To Be Irish, If Only For A Day
Irish Americans have a peculiar preoccupation, which is to identify the things of life that are uniquely Irish. There are those things that bring pride to the Irish tribe and elevate and strengthen communion with the old country. But, though the Irish have an exceptional capacity for pride, I have never interpreted this Gaelic tendency as justification for exclusion. For instance, the old and over told joke about the Irish Troubles makes fun of the interreligious strife while emphasizing the similarities between factions::
A stranger to a Belfast neighborhood gets lost and wanders down a dark alley. He is accosted suddenly by a man who leaps from the shadows and demands: Tell me, are ye’ Protestant or Catholic? — while wielding a sharp knife in his face. The lost and terrified man stammers out: I’m an atheist. The man with the knife squints and holds the knife closer and asks: Are you a Protestant atheist or a Catholic atheist?

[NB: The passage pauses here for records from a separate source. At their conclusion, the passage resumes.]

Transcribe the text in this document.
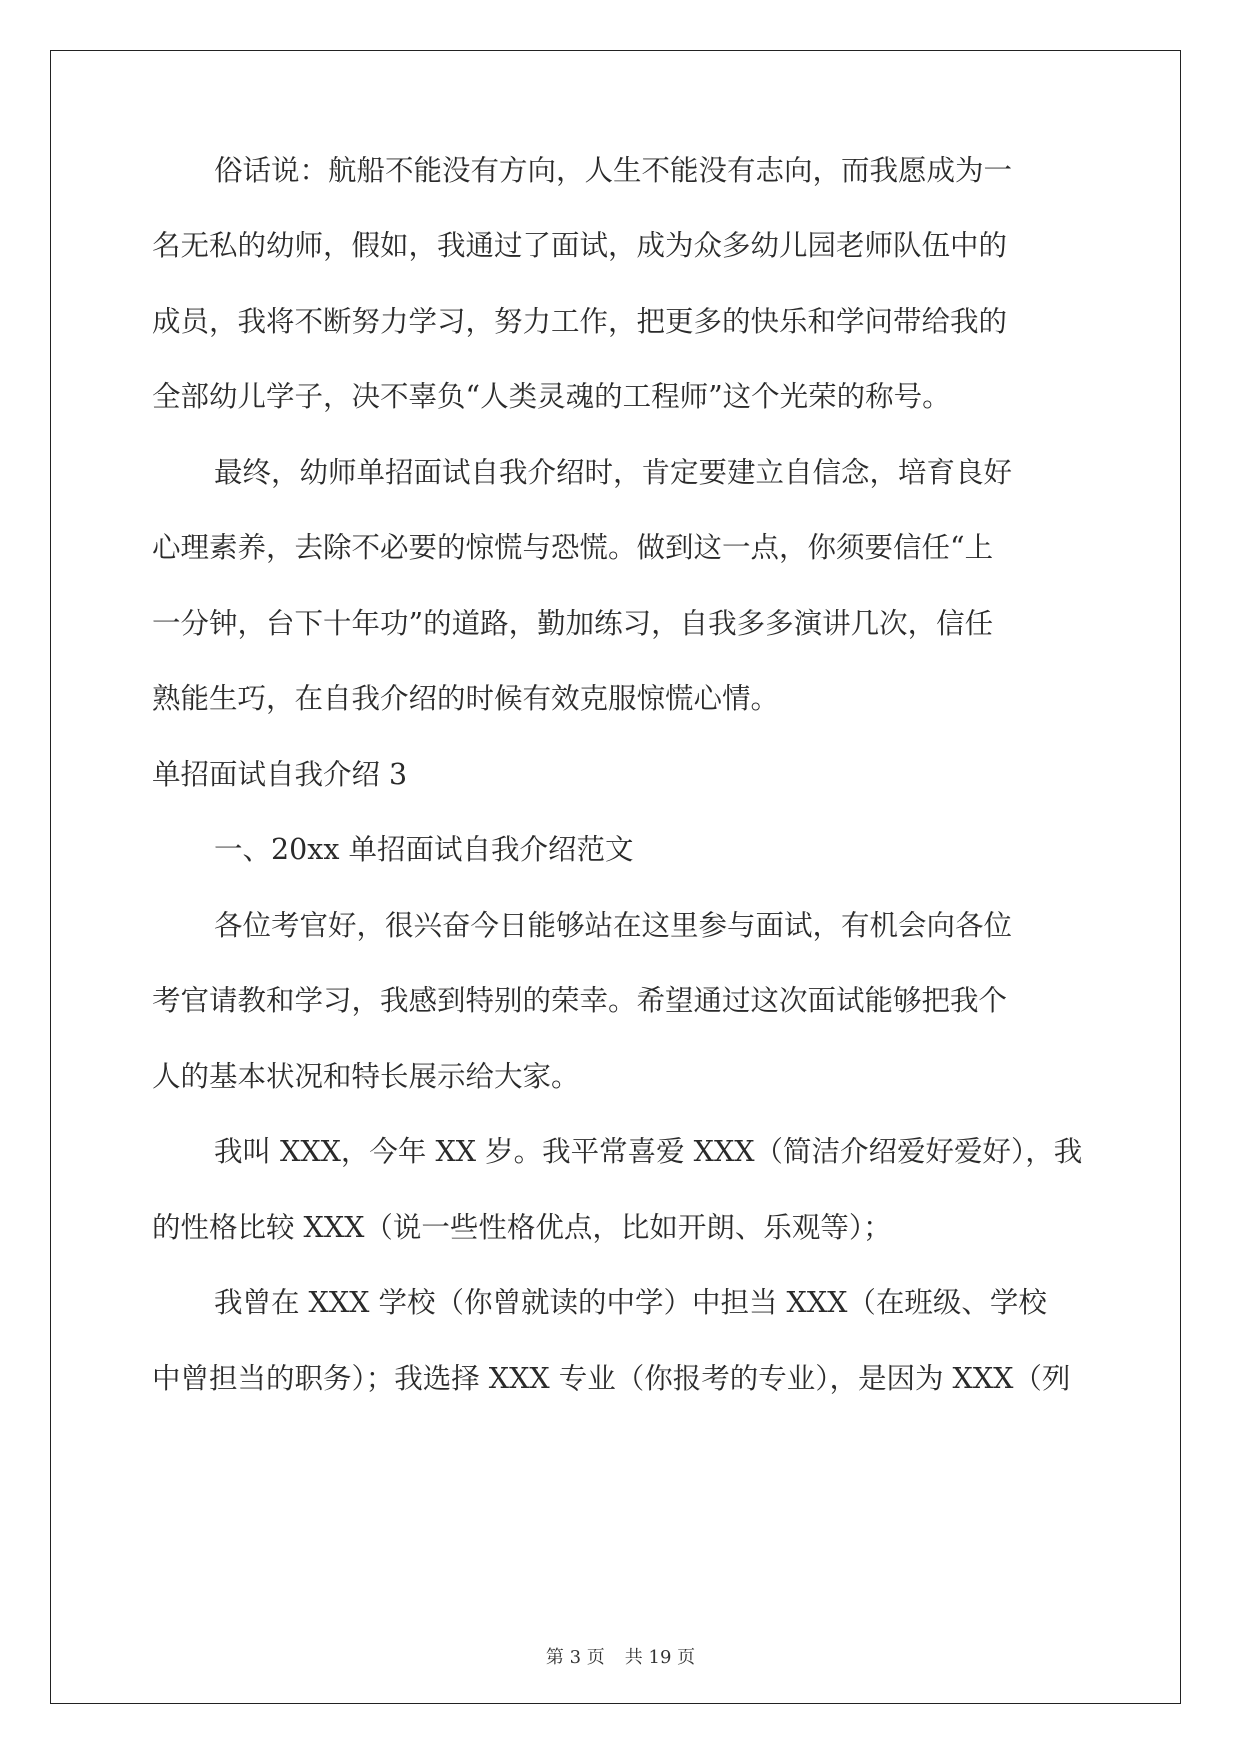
俗话说：航船不能没有方向，人生不能没有志向，而我愿成为一
名无私的幼师，假如，我通过了面试，成为众多幼儿园老师队伍中的
成员，我将不断努力学习，努力工作，把更多的快乐和学问带给我的
全部幼儿学子，决不辜负“人类灵魂的工程师”这个光荣的称号。
最终，幼师单招面试自我介绍时，肯定要建立自信念，培育良好
心理素养，去除不必要的惊慌与恐慌。做到这一点，你须要信任“上
一分钟，台下十年功”的道路，勤加练习，自我多多演讲几次，信任
熟能生巧，在自我介绍的时候有效克服惊慌心情。
单招面试自我介绍 3
一、20xx 单招面试自我介绍范文
各位考官好，很兴奋今日能够站在这里参与面试，有机会向各位
考官请教和学习，我感到特别的荣幸。希望通过这次面试能够把我个
人的基本状况和特长展示给大家。
我叫 XXX，今年 XX 岁。我平常喜爱 XXX（简洁介绍爱好爱好），我
的性格比较 XXX（说一些性格优点，比如开朗、乐观等）；
我曾在 XXX 学校（你曾就读的中学）中担当 XXX（在班级、学校
中曾担当的职务）；我选择 XXX 专业（你报考的专业），是因为 XXX（列
第 3 页 共 19 页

The religion of the person doing the accosting is never revealed—and the subtext of the joke concerns the fact that he could as easily be a Catholic as a Protestant. Whichever religion he is, is unimportant. When someone tells the joke, they do so with a wink–He may be a fanatic, but he’s our fanatic — an Irish fanatic.
If Irishness can be extended between warring tribes within the old country, it is most certainly extended to every other tribe for at least one day of the year. On March 17th, anyone who wishes can be Irish. And so, as you approach the holiday of St. Patrick’s day, you may ask yourself:: What are those qualities that are specifically Irish? You may automatically look to the following::
The national drink of Ireland.
The national sport of Ireland.
The national pastime of Ireland.
The national pride of Ireland.
All of the things on this list are just dandy, and each of these are worthy of Irish pride—though obviously one of these require moderation. I mean redheads, of course. Anyhow, I do not think that any one of them can individually capture the spirit of being Irish as much as a poem. I do not mean a specific poem. Instead, I mean the poem that a gentleman may carry within himself that rattles around in his brain and lives at the tip of his tongue, ready to be recited at just the right moment–to express in meter the miseries of defeat at the hands of a foreign colonizer, or the persistent aches of a love that is lost, or the bliss of the gathering of friends and family during the moments of life that truly matter.
Poetry seems to me to be the Irish national language and the true measure of what it means to be Irish, if only for a day. And if you should catch me on St. Patrick’s day, I will have my poem with me. Ask me to recite it for you, and I will. Even if you catch me three sheets to the wind.
An Irish Airman Foresees His Death
— WB Yeats
I know that I shall meet my fate
Somewhere among the clouds above;
Those that I fight I do not hate,
Those that I guard I do not love;
My country is Kiltartan Cross,
My countrymen Kiltartan’s poor,
No likely end could bring them loss
Or leave them happier than before.
Nor law, nor duty bade me fight,
Nor public men, nor cheering crowds,
A lonely impulse of delight
Drove to this tumult in the clouds;
I balanced all, brought all to mind,
The years to come seemed waste of breath,
A waste of breath the years behind
In balance with this life, this death.